Who Are You Wearing?

Who Are You Wearing?

She returns to the gallery after more than a decade. Her last exhibition, Infernal Desires, a dark dynamic fusion of fashion, sculpture and painting to create wearable and interactive art, was presented in 2005. Now, Yvonne Quisumbing presents a noticeably subdued collection. Who Are You Wearing? comprises monochromatic portraits without faces. Substituting textures for features, the elaborate details plot her preoccupation/occupation–exquisite masks of horns, rhinestones, textile, feathers, butterflies, florals, et al. Fashion, before appropriated by notions of style, pertains to physical composition (façon).

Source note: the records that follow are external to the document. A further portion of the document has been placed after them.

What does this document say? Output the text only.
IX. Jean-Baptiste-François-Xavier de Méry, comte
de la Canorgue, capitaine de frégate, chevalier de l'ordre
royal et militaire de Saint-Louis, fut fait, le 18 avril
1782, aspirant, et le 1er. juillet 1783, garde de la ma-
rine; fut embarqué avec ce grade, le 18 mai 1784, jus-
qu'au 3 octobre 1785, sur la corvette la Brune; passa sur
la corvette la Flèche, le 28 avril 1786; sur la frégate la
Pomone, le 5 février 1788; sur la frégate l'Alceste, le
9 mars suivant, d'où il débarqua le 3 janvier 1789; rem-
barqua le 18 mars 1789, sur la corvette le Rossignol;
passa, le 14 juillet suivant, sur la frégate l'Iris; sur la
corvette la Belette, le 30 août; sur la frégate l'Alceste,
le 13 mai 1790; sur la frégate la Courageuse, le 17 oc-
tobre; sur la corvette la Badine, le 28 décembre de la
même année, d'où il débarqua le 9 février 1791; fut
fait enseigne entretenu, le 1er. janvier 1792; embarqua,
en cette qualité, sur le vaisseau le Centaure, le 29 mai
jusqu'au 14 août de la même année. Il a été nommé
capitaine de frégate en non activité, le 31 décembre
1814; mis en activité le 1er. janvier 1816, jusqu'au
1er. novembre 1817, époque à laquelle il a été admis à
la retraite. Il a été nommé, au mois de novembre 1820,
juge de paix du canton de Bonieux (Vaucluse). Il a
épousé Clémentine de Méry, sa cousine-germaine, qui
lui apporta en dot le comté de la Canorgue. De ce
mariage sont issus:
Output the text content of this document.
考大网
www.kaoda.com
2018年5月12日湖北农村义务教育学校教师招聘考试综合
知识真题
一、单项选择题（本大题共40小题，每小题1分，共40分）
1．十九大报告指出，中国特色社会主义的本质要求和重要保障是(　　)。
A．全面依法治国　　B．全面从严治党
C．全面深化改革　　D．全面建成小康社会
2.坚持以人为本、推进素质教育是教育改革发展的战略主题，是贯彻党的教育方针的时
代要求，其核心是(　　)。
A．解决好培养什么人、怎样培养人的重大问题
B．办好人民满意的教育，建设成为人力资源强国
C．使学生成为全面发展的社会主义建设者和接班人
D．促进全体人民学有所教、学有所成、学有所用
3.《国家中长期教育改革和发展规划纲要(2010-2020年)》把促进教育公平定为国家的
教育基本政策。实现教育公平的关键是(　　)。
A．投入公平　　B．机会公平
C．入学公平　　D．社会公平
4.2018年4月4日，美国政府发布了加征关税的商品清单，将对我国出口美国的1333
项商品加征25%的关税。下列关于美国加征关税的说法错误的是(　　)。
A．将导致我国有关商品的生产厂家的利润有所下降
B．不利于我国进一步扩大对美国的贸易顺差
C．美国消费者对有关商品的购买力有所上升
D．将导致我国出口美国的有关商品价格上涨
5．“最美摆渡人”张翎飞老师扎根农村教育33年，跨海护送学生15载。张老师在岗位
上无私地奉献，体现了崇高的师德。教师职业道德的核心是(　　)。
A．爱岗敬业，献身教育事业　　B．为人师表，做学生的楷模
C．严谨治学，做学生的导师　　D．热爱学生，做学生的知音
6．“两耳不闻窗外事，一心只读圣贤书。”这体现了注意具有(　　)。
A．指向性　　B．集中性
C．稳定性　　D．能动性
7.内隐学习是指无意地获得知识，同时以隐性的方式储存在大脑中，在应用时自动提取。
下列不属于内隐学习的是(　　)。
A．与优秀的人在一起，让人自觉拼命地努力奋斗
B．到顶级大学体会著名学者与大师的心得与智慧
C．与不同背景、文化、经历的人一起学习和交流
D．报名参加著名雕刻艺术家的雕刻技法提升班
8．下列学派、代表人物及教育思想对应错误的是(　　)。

She delves on the etymology of the word that has defined her art/craft, exploring perceptions on the instability of the visible image/imaging as mediator of social relationships, that ultimately comprise the spectacular/society wherein she operates as a fashion/designer.

While the flamboyance of the head regalias imbues a phantasmagorical patina on the whole collection, the fact is that these are real people. Borrowing from mythological, astrological and biblical metanarratives—the artist gives each faceless portrait a name and a corresponding narrative and symbolism to represent actual persons. “Tame”, for example, shows a dressage horse for a face, referring to an individual who “sticks to the rules she made for herself, no matter what.” “Ado” refers to the wife who looked back and became a pillar of salt. Here, the tragic character assumes the notorious stance. But instead of salt, Quisumbing encrusts her with another kind of rock. “Wife” is similarly bejeweled, pointing to the artist’s personal signification of gems as valued burdens. Blooms and plumes are integrated generously in all the facades, lending a soft protean touch to the volumes, portentous of a possibility of further billowing. The robust horns, meanwhile, provide a semblance of structure, holding together, albeit precariously, the cornucopias.

Quisumbing’s approach to representation is accessible, utilizing stock symbols that are easily decodable. The point is not to confound but to reach out. She uses these stereotypes to weave masks made up of masses of heterogenous texts—a kind rationalization for the inclination to pretension. Projections are driven by a mixture of complexities, which she visualizes, without judgment, as a grey density—never black nor white. The tendency to cover up is natural—as is the penchant to adorn one’s self to compensate. All is well and understood, that is until the mask becomes the face itself. And this is where the artist’s question hangs heavy.

The masked faces pertain to a threatened breakdown between image and creator, wherein the posturing becomes the portrait itself. Where the distinction between the subject and object—between the self and the other—is at stake, the expected human reaction is that of horror. And yet, in her space, this has become a celebration of ingenuity and beauty. Seen as such, this collection becomes a translation of the tradition of superfluity as fluidity in form, fusing man and design to thoroughly collapse identity. Quisumbing’s paintings perform as thoughtful documentation and critique of a contemporary condition of exasperating homogeneity peddled by the fashion superstructure, which she herself is a purveyor. Hence the tentativeness of the question.

Who are you wearing?” comes out as if told in apology, or pure curiousity, or invitation to reflection, or rebuke, or damnation. The wide spectrum covered by the query covers the equally wide spectrum of disturbances associated with question, whether pertaining to the objectification of women’s bodies, commodification of individuality, or the myth of freedom of choice. Who Are You Wearing? invites the audience to look beyond the brand/façade and mull on the decay of order, system, borders, rules and positions, all of which she conjures as composites of compositions—prettified struggles wherein the opulence of the minutae overwhelm, balanced and/or internalized by individuals who carry the weight with dignified solemnity.

The question assumes the worst. The fusion is complete. As familiarity is wont to do with the beloved, Quisumbing teases the abject out of the beautiful, dissolving subject and object to bare her hollow hallowed.